9. An internal combustion engine according to claim 8, wherein said surface relief formed in said cylinder bore wall outside said first and second regions comprises grooves or secondary pockets having axes which are at an angle of 45° or more to the axis of said cylinder bore.

10. An internal combustion engine according to claim 9, wherein said axes of the grooves or secondary pockets are substantially 90° to the axis of said cylinder bore.

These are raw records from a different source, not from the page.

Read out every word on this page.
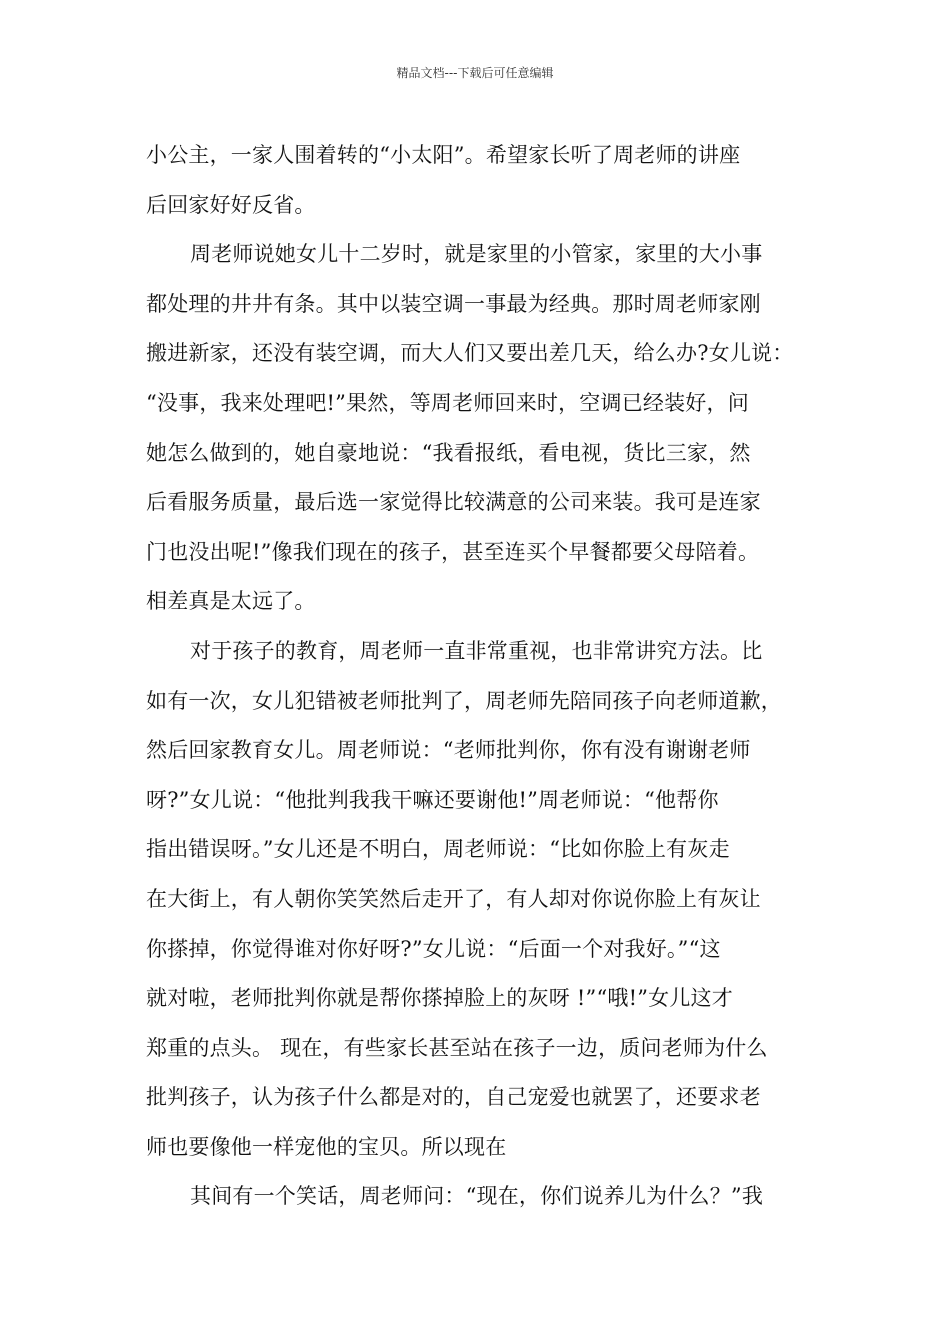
精品文档---下载后可任意编辑
小公主，一家人围着转的“小太阳”。希望家长听了周老师的讲座
后回家好好反省。
周老师说她女儿十二岁时，就是家里的小管家，家里的大小事
都处理的井井有条。其中以装空调一事最为经典。那时周老师家刚
搬进新家，还没有装空调，而大人们又要出差几天，给么办?女儿说：
“没事，我来处理吧!”果然，等周老师回来时，空调已经装好，问
她怎么做到的，她自豪地说：“我看报纸，看电视，货比三家，然
后看服务质量，最后选一家觉得比较满意的公司来装。我可是连家
门也没出呢!”像我们现在的孩子，甚至连买个早餐都要父母陪着。
相差真是太远了。
对于孩子的教育，周老师一直非常重视，也非常讲究方法。比
如有一次，女儿犯错被老师批判了，周老师先陪同孩子向老师道歉，
然后回家教育女儿。周老师说：“老师批判你，你有没有谢谢老师
呀?”女儿说：“他批判我我干嘛还要谢他!”周老师说：“他帮你
指出错误呀。”女儿还是不明白，周老师说：“比如你脸上有灰走
在大街上，有人朝你笑笑然后走开了，有人却对你说你脸上有灰让
你搽掉，你觉得谁对你好呀?”女儿说：“后面一个对我好。”“这
就对啦，老师批判你就是帮你搽掉脸上的灰呀 !”“哦!”女儿这才
郑重的点头。 现在，有些家长甚至站在孩子一边，质问老师为什么
批判孩子，认为孩子什么都是对的，自己宠爱也就罢了，还要求老
师也要像他一样宠他的宝贝。所以现在
其间有一个笑话，周老师问：“现在，你们说养儿为什么？”我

11. A method of manufacturing a cylinder for an internal combustion engine, the method comprising:

producing a cylinder bore wall with a required diameter and roundness; and

machining pockets in said cylinder bore wall, which pockets, in use, retain lubricant to reduce friction between said cylinder bore and a piston slidingly supported by said cylinder bore, characterised in that said pockets are elongate and formed with axes which are substantially parallel to the axis of said cylinder bore, said pockets being machined at a first region which, in use, supports said piston when said piston is at its top dead center position.

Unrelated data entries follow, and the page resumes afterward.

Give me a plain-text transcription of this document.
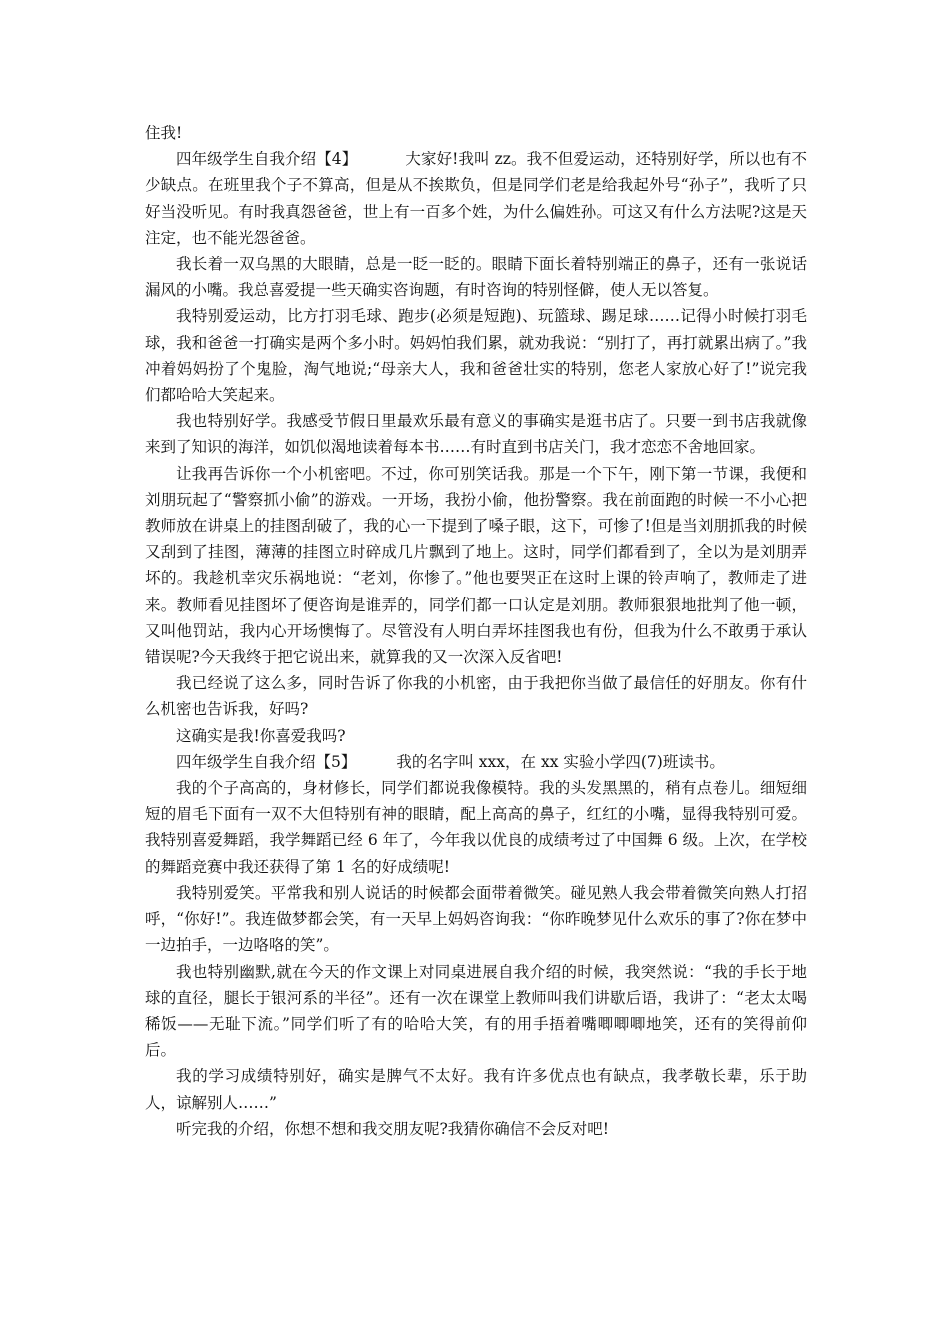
住我!

四年级学生自我介绍【4】	大家好!我叫 zz。我不但爱运动，还特别好学，所以也有不少缺点。在班里我个子不算高，但是从不挨欺负，但是同学们老是给我起外号“孙子”，我听了只好当没听见。有时我真怨爸爸，世上有一百多个姓，为什么偏姓孙。可这又有什么方法呢?这是天注定，也不能光怨爸爸。

我长着一双乌黑的大眼睛，总是一眨一眨的。眼睛下面长着特别端正的鼻子，还有一张说话漏风的小嘴。我总喜爱提一些天确实咨询题，有时咨询的特别怪僻，使人无以答复。

我特别爱运动，比方打羽毛球、跑步(必须是短跑)、玩篮球、踢足球……记得小时候打羽毛球，我和爸爸一打确实是两个多小时。妈妈怕我们累，就劝我说：“别打了，再打就累出病了。”我冲着妈妈扮了个鬼脸，淘气地说;“母亲大人，我和爸爸壮实的特别，您老人家放心好了!”说完我们都哈哈大笑起来。

我也特别好学。我感受节假日里最欢乐最有意义的事确实是逛书店了。只要一到书店我就像来到了知识的海洋，如饥似渴地读着每本书……有时直到书店关门，我才恋恋不舍地回家。

让我再告诉你一个小机密吧。不过，你可别笑话我。那是一个下午，刚下第一节课，我便和刘朋玩起了“警察抓小偷”的游戏。一开场，我扮小偷，他扮警察。我在前面跑的时候一不小心把教师放在讲桌上的挂图刮破了，我的心一下提到了嗓子眼，这下，可惨了!但是当刘朋抓我的时候又刮到了挂图，薄薄的挂图立时碎成几片飘到了地上。这时，同学们都看到了，全以为是刘朋弄坏的。我趁机幸灾乐祸地说：“老刘，你惨了。”他也要哭正在这时上课的铃声响了，教师走了进来。教师看见挂图坏了便咨询是谁弄的，同学们都一口认定是刘朋。教师狠狠地批判了他一顿，又叫他罚站，我内心开场懊悔了。尽管没有人明白弄坏挂图我也有份，但我为什么不敢勇于承认错误呢?今天我终于把它说出来，就算我的又一次深入反省吧!

我已经说了这么多，同时告诉了你我的小机密，由于我把你当做了最信任的好朋友。你有什么机密也告诉我，好吗?

这确实是我!你喜爱我吗?

四年级学生自我介绍【5】	我的名字叫 xxx，在 xx 实验小学四(7)班读书。

我的个子高高的，身材修长，同学们都说我像模特。我的头发黑黑的，稍有点卷儿。细短细短的眉毛下面有一双不大但特别有神的眼睛，配上高高的鼻子，红红的小嘴，显得我特别可爱。我特别喜爱舞蹈，我学舞蹈已经 6 年了，今年我以优良的成绩考过了中国舞 6 级。上次，在学校的舞蹈竞赛中我还获得了第 1 名的好成绩呢!

我特别爱笑。平常我和别人说话的时候都会面带着微笑。碰见熟人我会带着微笑向熟人打招呼，“你好!”。我连做梦都会笑，有一天早上妈妈咨询我：“你昨晚梦见什么欢乐的事了?你在梦中一边拍手，一边咯咯的笑”。

我也特别幽默,就在今天的作文课上对同桌进展自我介绍的时候，我突然说：“我的手长于地球的直径，腿长于银河系的半径”。还有一次在课堂上教师叫我们讲歇后语，我讲了：“老太太喝稀饭——无耻下流。”同学们听了有的哈哈大笑，有的用手捂着嘴唧唧唧地笑，还有的笑得前仰后。

我的学习成绩特别好，确实是脾气不太好。我有许多优点也有缺点，我孝敬长辈，乐于助人，谅解别人……”

听完我的介绍，你想不想和我交朋友呢?我猜你确信不会反对吧!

12. The method according to claim 11, wherein said pockets are machined with a depth of between 5 and 60 μm, and preferably between 5 and 30 μm.

13. The method according to claim 12, wherein said pockets are machined with a length of between 0.1 and 4 mm, and preferably between 0.5 and 2 mm.

14. The method according to claim 13, wherein said pockets are machined with a width of between 5 and 90 μm, and preferably between 30 and 90 μm.

15. The method according to claim 14, wherein said pockets are machined between 0.5 and 2 mm apart in radial and axial directions with respect to the cylinder bore.

16. The method according to claim 15, wherein said pockets are machined adjacent to each other in an axial direction with their axes offset from each other.

17. The method according to claim 16, wherein said pockets are machined at a second region which, in use, supports said piston when said piston is at its bottom dead center position.

18. The method according to claim 17, wherein said cylinder bore wall is machined with a different surface relief outside said first and second regions.

19. The method according to claim 18, wherein grooves or secondary pockets having axes which are at an angle of 45° or more to the axis of said cylinder bore are machined in a cylinder bore wall outside said first and second regions.

20. The method according to claim 19, wherein said grooves or secondary pockets are machined with axes at an angle of substantially 90° to the axis of said cylinder bore.

21. The method according to claim 20, wherein said pockets are machined by honing.

22. The method according to claim 21, wherein said pockets are machined by laser honing.

23. The method according to claim 22, wherein said cylinder bore wall is machined to provide a surface texture of less than 0.1 μm Ra between said pockets after said pockets have been machined in said cylinder bore wall.